Successfully installed boto3-1.26.15 botocore-1.29.15 emr-serverless-1.0.1 s3transfer-0.6.0

Our requirements file is as follows:

--trusted-host nexus.REDACTED
--trusted-host nexusmaster.REDACTED
--index https://nexus.REDACTED/repository/pypi-public/
--index-url https://nexus.REDACTED/repository/pypi-public/simple/
emr_serverless @ https://nexusmaster.REDACTED/repository/REDACTED/REDACTED/mwaa_plugin.zip

As a bit of an aside, we have tried getting around this by setting this:

apache-airflow==2.2.2
apache-airflow-providers-amazon>=v5.1.0

This solves the version issue and install works correctly everywhere except on WebServer (as in https://repost.aws/questions/QUmgPhWhgmTFGMc18d7De40A/airflow-webserver-not-installing-python-requirements).

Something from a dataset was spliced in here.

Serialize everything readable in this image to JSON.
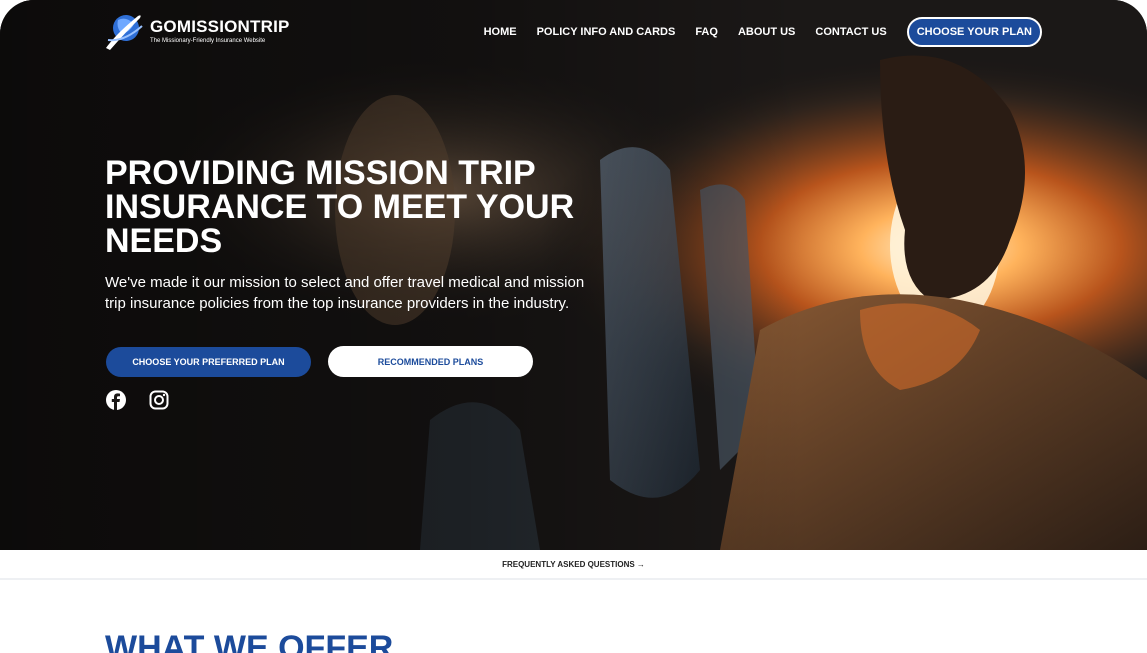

However, if we set this and then try to use the operator in a DAG, the DAG gets processed correctly, but we never get a Task to actually run. We have also tried this with different versions of apache-airflow-providers-amazon (3.1.1, 5.1.0, 6.0.0). In the latter case we removed mwaa_plugin.zip as the library itself should already be providing the operator. We are unsure of the reason why this is not working (it may be our fault), hence why we are not opening a new issue yet.

In any case, we just wanted to let you know that just setting the emr_serverless requirement is not working for us, even without constraints.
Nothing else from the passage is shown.